As mentioned previously, this watch was in relatively poor condition when I obtained it. It had been owned by a bricklayer, who obviously took no care of it at all, and it was quite knocked about and caked in concrete. However, despite this, restoration was a relatively easy process, and mainly consisted of refinishing the case, fitting a new crystal and pushers, and refinishing the bracelet. Fortunately, the requisite parts were still available from Omega (the Swatch Group), so that was easy. The 5 new pushers and new crystal cost only around A$100.00 (approx US$52.00). The electronic module was still working fine. It just needed to have the gold-plated battery contacts cleaned of the encrusted battery goo, as the old cells had been left in the watch and had leaked. It was lucky the mess didn't find its way further into the module where it could do some real damage. Here are some before/after pics:
The following pics show some of the steps taken during case refinishing. It was all completely done by hand, using the simplest of home-made tools. Being stainless steel, progress is relatively slow, so patience is required. Even so, it isn't that difficult.

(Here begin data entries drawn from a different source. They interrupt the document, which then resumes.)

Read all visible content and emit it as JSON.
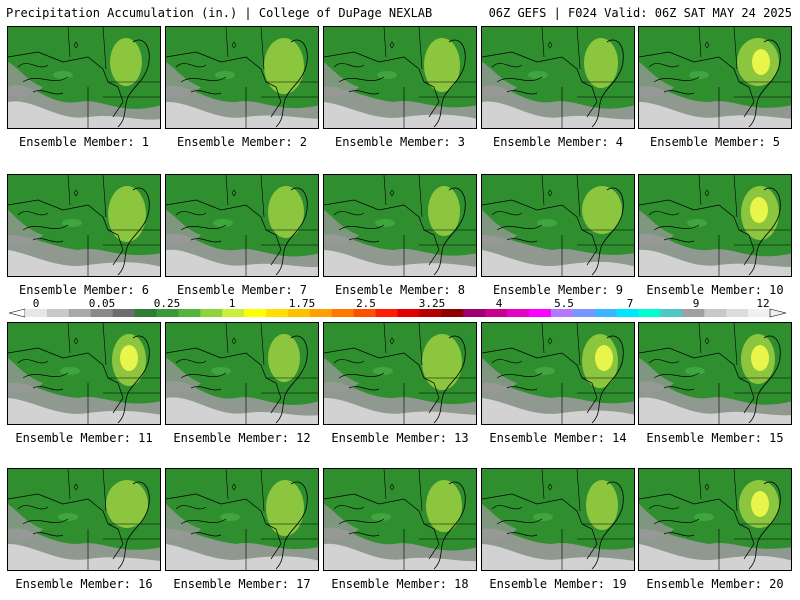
{
  "header": {
    "left": "Precipitation Accumulation (in.) | College of DuPage NEXLAB",
    "right": "06Z GEFS | F024 Valid: 06Z SAT MAY 24 2025"
  },
  "members": [
    {
      "label": "Ensemble Member: 1"
    },
    {
      "label": "Ensemble Member: 2"
    },
    {
      "label": "Ensemble Member: 3"
    },
    {
      "label": "Ensemble Member: 4"
    },
    {
      "label": "Ensemble Member: 5"
    },
    {
      "label": "Ensemble Member: 6"
    },
    {
      "label": "Ensemble Member: 7"
    },
    {
      "label": "Ensemble Member: 8"
    },
    {
      "label": "Ensemble Member: 9"
    },
    {
      "label": "Ensemble Member: 10"
    },
    {
      "label": "Ensemble Member: 11"
    },
    {
      "label": "Ensemble Member: 12"
    },
    {
      "label": "Ensemble Member: 13"
    },
    {
      "label": "Ensemble Member: 14"
    },
    {
      "label": "Ensemble Member: 15"
    },
    {
      "label": "Ensemble Member: 16"
    },
    {
      "label": "Ensemble Member: 17"
    },
    {
      "label": "Ensemble Member: 18"
    },
    {
      "label": "Ensemble Member: 19"
    },
    {
      "label": "Ensemble Member: 20"
    }
  ],
  "legend": {
    "tick_labels": [
      "0",
      "0.05",
      "0.25",
      "1",
      "1.75",
      "2.5",
      "3.25",
      "4",
      "5.5",
      "7",
      "9",
      "12"
    ],
    "colors": [
      "#e6e6e6",
      "#c8c8c8",
      "#a8a8a8",
      "#8a8a8a",
      "#6e6e6e",
      "#2e7d32",
      "#3a9a3a",
      "#55b43c",
      "#8fd23c",
      "#c8f03c",
      "#ffff00",
      "#ffe000",
      "#ffc000",
      "#ffa000",
      "#ff7800",
      "#ff5000",
      "#ff1e00",
      "#e00000",
      "#b40000",
      "#8c0000",
      "#a0006e",
      "#c8008c",
      "#e600c8",
      "#ff00ff",
      "#b478ff",
      "#7896ff",
      "#3cb4ff",
      "#00e6ff",
      "#00ffd2",
      "#50c8c8",
      "#a0a0a0",
      "#c8c8c8",
      "#dcdcdc",
      "#f0f0f0"
    ]
  },
  "colors": {
    "land_green": "#2f8f2f",
    "mid_green": "#3fa53f",
    "light_green": "#8cc63f",
    "yellow": "#e8f54a",
    "gray": "#9a9a9a",
    "light_gray": "#d2d2d2"
  }
}
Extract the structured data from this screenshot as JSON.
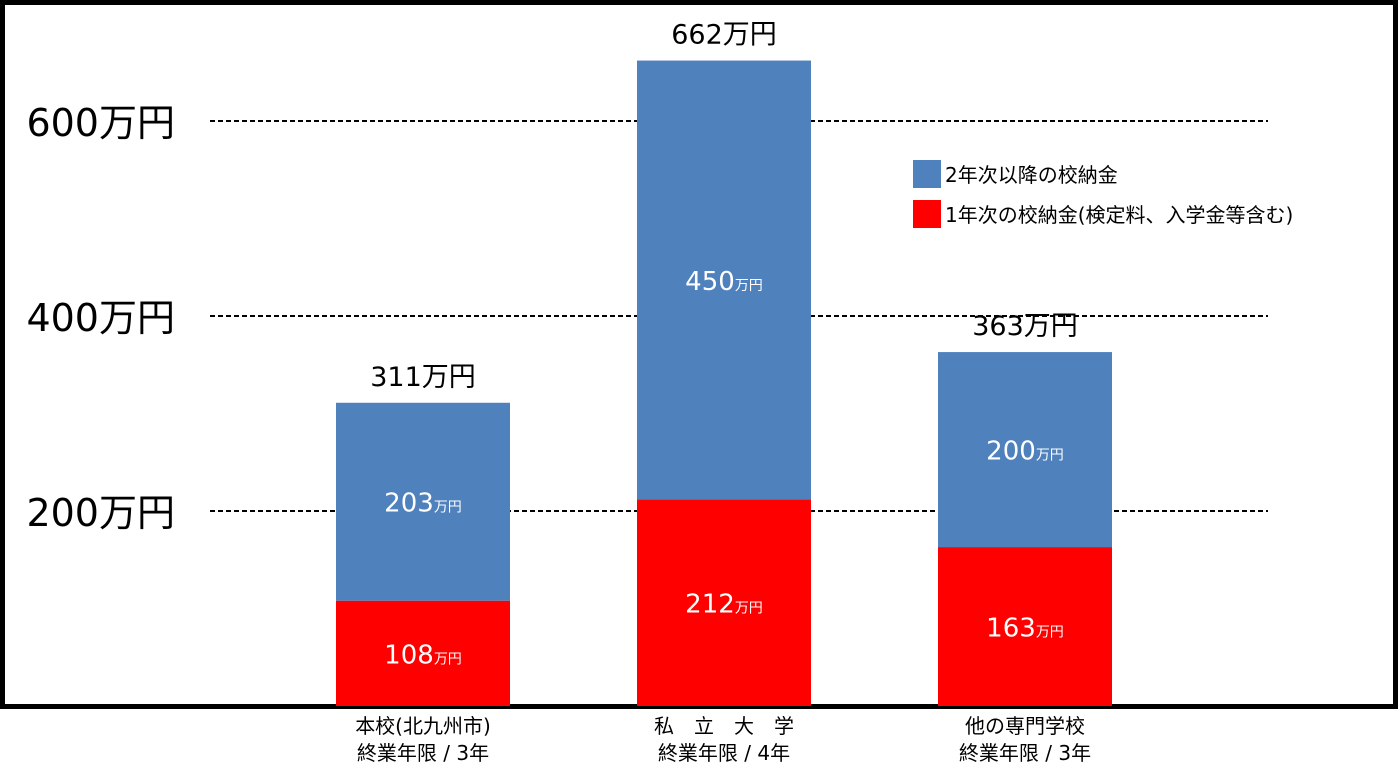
{
  "chart_data": {
    "type": "bar",
    "stacked": true,
    "categories": [
      [
        "本校(北九州市)",
        "終業年限 / 3年"
      ],
      [
        "私　立　大　学",
        "終業年限 / 4年"
      ],
      [
        "他の専門学校",
        "終業年限 / 3年"
      ]
    ],
    "series": [
      {
        "name": "1年次の校納金(検定料、入学金等含む)",
        "color": "#ff0000",
        "values": [
          108,
          212,
          163
        ]
      },
      {
        "name": "2年次以降の校納金",
        "color": "#4f81bd",
        "values": [
          203,
          450,
          200
        ]
      }
    ],
    "totals": [
      311,
      662,
      363
    ],
    "unit": "万円",
    "yticks": [
      200,
      400,
      600
    ],
    "ylim": [
      0,
      720
    ],
    "grid": "dashed",
    "legend": "top-right",
    "colors": {
      "frame": "#000000",
      "label_inside": "#ffffff",
      "text": "#000000"
    }
  }
}
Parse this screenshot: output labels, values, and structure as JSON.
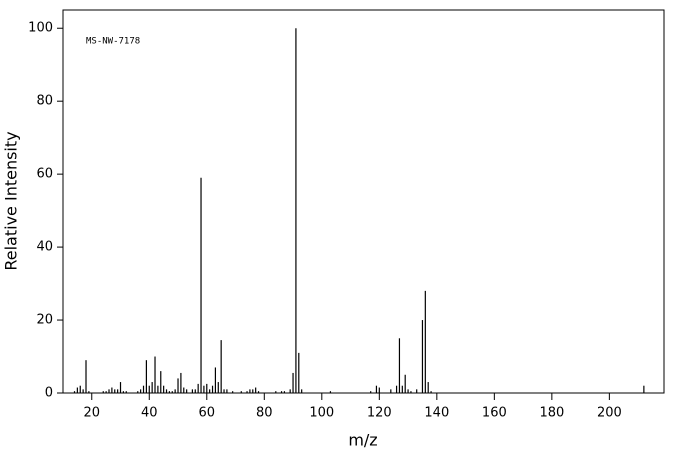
{
  "chart_data": {
    "type": "stem",
    "annotation": "MS-NW-7178",
    "x_label": "m/z",
    "y_label": "Relative Intensity",
    "color": "#000000",
    "xlim": [
      10,
      219
    ],
    "ylim": [
      0,
      105
    ],
    "xticks": [
      20,
      40,
      60,
      80,
      100,
      120,
      140,
      160,
      180,
      200
    ],
    "yticks": [
      0,
      20,
      40,
      60,
      80,
      100
    ],
    "x": [
      14,
      15,
      16,
      17,
      18,
      19,
      24,
      25,
      26,
      27,
      28,
      29,
      30,
      31,
      32,
      36,
      37,
      38,
      39,
      40,
      41,
      42,
      43,
      44,
      45,
      46,
      47,
      48,
      49,
      50,
      51,
      52,
      53,
      55,
      56,
      57,
      58,
      59,
      60,
      61,
      62,
      63,
      64,
      65,
      66,
      67,
      69,
      72,
      74,
      75,
      76,
      77,
      78,
      84,
      86,
      87,
      89,
      90,
      91,
      92,
      93,
      103,
      117,
      119,
      120,
      124,
      126,
      127,
      128,
      129,
      130,
      131,
      133,
      135,
      136,
      137,
      138,
      212
    ],
    "values": [
      0.5,
      1.5,
      2,
      1,
      9,
      0.5,
      0.5,
      0.5,
      1,
      1.5,
      1,
      1,
      3,
      0.5,
      0.5,
      0.5,
      1,
      2,
      9,
      2,
      3,
      10,
      2,
      6,
      2,
      1,
      0.5,
      0.5,
      1,
      4,
      5.5,
      1.5,
      1,
      1,
      1,
      2.5,
      59,
      2,
      2.5,
      1,
      2,
      7,
      3,
      14.5,
      1,
      1,
      0.5,
      0.5,
      0.5,
      1,
      1,
      1.5,
      0.5,
      0.5,
      0.5,
      0.5,
      1,
      5.5,
      100,
      11,
      1,
      0.5,
      0.5,
      2,
      1.5,
      1,
      2,
      15,
      2,
      5,
      1,
      0.5,
      1,
      20,
      28,
      3,
      0.5,
      2
    ]
  }
}
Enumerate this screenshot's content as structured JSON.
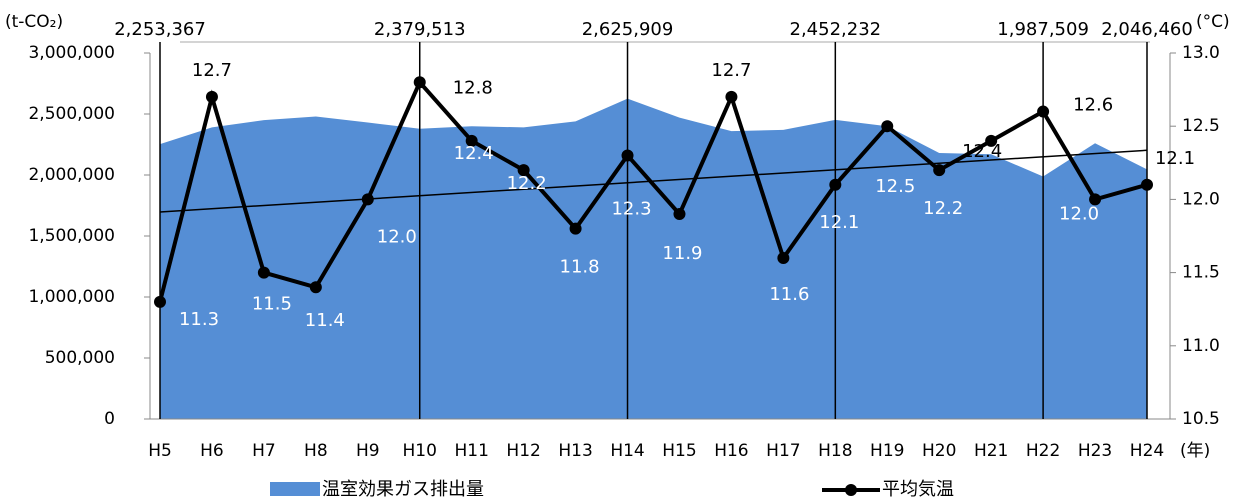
{
  "chart_data": {
    "type": "area-line",
    "categories": [
      "H5",
      "H6",
      "H7",
      "H8",
      "H9",
      "H10",
      "H11",
      "H12",
      "H13",
      "H14",
      "H15",
      "H16",
      "H17",
      "H18",
      "H19",
      "H20",
      "H21",
      "H22",
      "H23",
      "H24"
    ],
    "series": [
      {
        "name": "温室効果ガス排出量",
        "type": "area",
        "color": "#558ed5",
        "values": [
          2253367,
          2390000,
          2450000,
          2480000,
          2430000,
          2379513,
          2400000,
          2390000,
          2440000,
          2625909,
          2470000,
          2360000,
          2370000,
          2452232,
          2400000,
          2180000,
          2170000,
          1987509,
          2260000,
          2046460
        ],
        "value_labels": [
          "2,253,367",
          null,
          null,
          null,
          null,
          "2,379,513",
          null,
          null,
          null,
          "2,625,909",
          null,
          null,
          null,
          "2,452,232",
          null,
          null,
          null,
          "1,987,509",
          null,
          "2,046,460"
        ]
      },
      {
        "name": "平均気温",
        "type": "line",
        "axis": "y2",
        "color": "#000000",
        "trendline": true,
        "values": [
          11.3,
          12.7,
          11.5,
          11.4,
          12.0,
          12.8,
          12.4,
          12.2,
          11.8,
          12.3,
          11.9,
          12.7,
          11.6,
          12.1,
          12.5,
          12.2,
          12.4,
          12.6,
          12.0,
          12.1
        ],
        "value_labels": [
          "11.3",
          "12.7",
          "11.5",
          "11.4",
          "12.0",
          "12.8",
          "12.4",
          "12.2",
          "11.8",
          "12.3",
          "11.9",
          "12.7",
          "11.6",
          "12.1",
          "12.5",
          "12.2",
          "12.4",
          "12.6",
          "12.0",
          "12.1"
        ]
      }
    ],
    "y_label": "(t-CO₂)",
    "y2_label": "(°C)",
    "x_label": "(年)",
    "ylim": [
      0,
      3000000
    ],
    "yticks": [
      {
        "value": 0,
        "label": "0"
      },
      {
        "value": 500000,
        "label": "500,000"
      },
      {
        "value": 1000000,
        "label": "1,000,000"
      },
      {
        "value": 1500000,
        "label": "1,500,000"
      },
      {
        "value": 2000000,
        "label": "2,000,000"
      },
      {
        "value": 2500000,
        "label": "2,500,000"
      },
      {
        "value": 3000000,
        "label": "3,000,000"
      }
    ],
    "y2lim": [
      10.5,
      13.0
    ],
    "y2ticks": [
      10.5,
      {
        "value": 11,
        "label": "11.0"
      },
      11.5,
      {
        "value": 12,
        "label": "12.0"
      },
      12.5,
      {
        "value": 13,
        "label": "13.0"
      }
    ]
  }
}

|Here we are working on the case sides, using wet & dry carborundum paper stuck to a piece of square aluminum tube with double sided tape. Packing pieces are used to set the angle correctly, different ones for each different face. The case is held stationary, and the sanding block is moved.|
|The right hand side after sanding. I usually use two or three grades of wet & dry, starting with coarse (around 180 or 220 grit depending on how bad the case is). Finish with a grade that emulates the original factory-produced grain.|
|Working on the curved lugs requires the sanding block to be slightly rotated while moving it lengthwise. Slow and deliberate movements, with not too much pressure, are the only way to keep the alignment right, in order to get a nice even straight-grained pattern.|
|The top bezel, which is quite small and integral to the case, is repaired by placing a piece of wet & dry paper on a sheet of glass, then carefully grinding the top surface, moving the watch case in a circular pattern. Use finer grades here, as we don't want to remove too much metal. Finish grinding with 1200 grit paper. Since the top surface was originally highly polished, we do the same using metal polish.|
|The movement module is all cleaned up, and ready for action...|
|All the new parts have arrived, the case is now refinished, and we have given the stainless steel bracelet the same finishing treatment as the case. All that's left to do is reassemble the watch. First, the new pushers are pressed in, then the crystal is re-fitted (pressed in too) and lastly the movement module is replaced into the case and the back snapped on. Done! The final result looks pleasing.